Welche Ausbildung passt zu mir?

Jedes Jahr absolvieren in Deutschland tausende Schüler die Schule. Wenn dieser Zeitpunkt gekommen ist, ist man erst einmal erleichtert. Als Absolvent denkt man, dass man nun erstmal eine ruhige Zeit hat und sich von den Strapazen der Abschlussprüfung erholen kann. Diese Einstellung sollte man jedoch nicht allzu sehr vertiefen. Sicherlich ist ein gewisser Zeitraum mit etwas Ruhe nicht falsch. Jedoch sollte man sich Gedanken machen wie es nun weitergeht. Für die meisten stellt sich spätestens zu diesem Zeitpunkt die Frage, was man nun machen möchte. Dabei geht es für viele um die Frage des richtigen Ausbildungsplatzes. Mit Hilfe einer Ausbildung kann man Fachkompetenzen innerhalb eines Bereiches erlangen und so den Start in das Berufsleben schaffen. Für viele bedeutet die Ausbildung gleichermaßen die Möglichkeit sich bei ihrem potentiellen, langfristigen Arbeitgeber gut zu positionieren.
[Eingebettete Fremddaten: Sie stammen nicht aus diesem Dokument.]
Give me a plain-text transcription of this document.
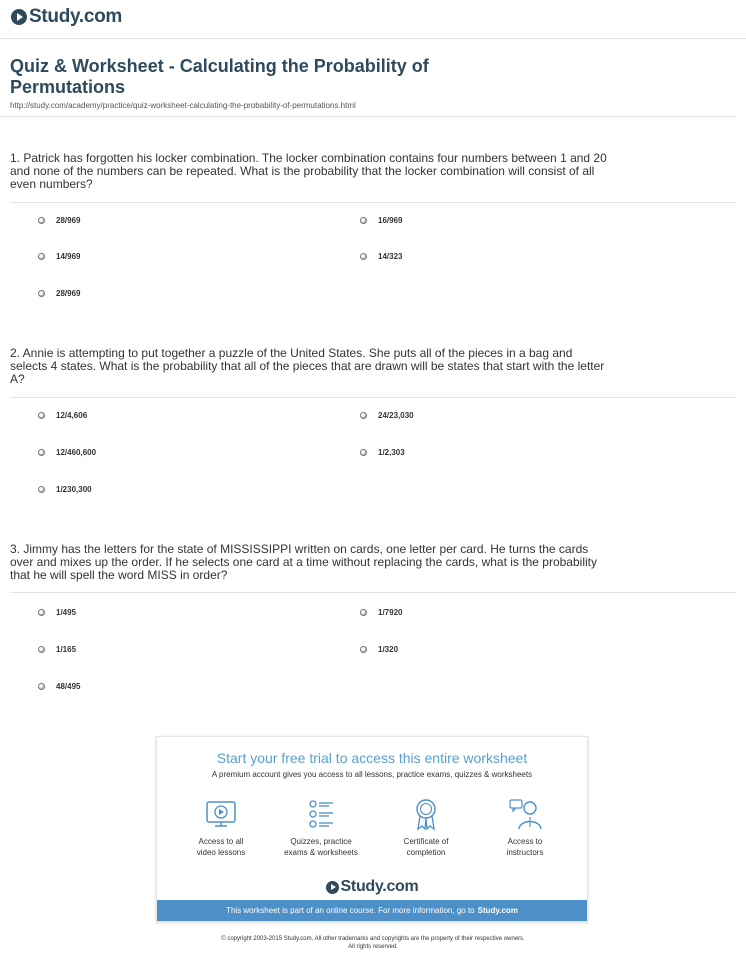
Study.com
Quiz & Worksheet - Calculating the Probability of Permutations
http://study.com/academy/practice/quiz-worksheet-calculating-the-probability-of-permutations.html
1. Patrick has forgotten his locker combination. The locker combination contains four numbers between 1 and 20 and none of the numbers can be repeated. What is the probability that the locker combination will consist of all even numbers?
28/969	16/969
14/969	14/323
28/969
2. Annie is attempting to put together a puzzle of the United States. She puts all of the pieces in a bag and selects 4 states. What is the probability that all of the pieces that are drawn will be states that start with the letter A?
12/4,606	24/23,030
12/460,600	1/2,303
1/230,300
3. Jimmy has the letters for the state of MISSISSIPPI written on cards, one letter per card. He turns the cards over and mixes up the order. If he selects one card at a time without replacing the cards, what is the probability that he will spell the word MISS in order?
1/495	1/7920
1/165	1/320
48/495
Start your free trial to access this entire worksheet
A premium account gives you access to all lessons, practice exams, quizzes & worksheets
Access to all
video lessons
Quizzes, practice
exams & worksheets
Certificate of
completion
Access to
instructors
Study.com
This worksheet is part of an online course. For more information, go to Study.com
© copyright 2003-2015 Study.com. All other trademarks and copyrights are the property of their respective owners.
All rights reserved.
Für einige gibt es das Angebot, dass man nach der Ausbildung direkt einen festen Arbeitsplatz beim Ausbilder bekommt. Dies ist für viele das Ziel. Dementsprechend möchte man eine möglichst gute Figur während der Ausbildung machen. Dadurch kann man dem Ausbilder zeigen, dass es einem ernst ist und man langfristig in dem Betrieb bleiben möchte. Bevor man diesen Weg einschlagen kann ist es jedoch notwendig, dass man sich Gedanken macht bei welchen Firmen bzw. in welchem Bereich man sich bewerben möchte. Dies ist gar nicht so einfach wie es scheint. Immerhin verpflichtet man sich in vielen Fällen für mindestens drei Jahre. Diese drei Jahre möchte man sicherlich nicht verschwenden. Damit die Antwort auf diese Frage leichter gefunden werden kann sollte man seine Interessen aus der Schulzeit analysieren.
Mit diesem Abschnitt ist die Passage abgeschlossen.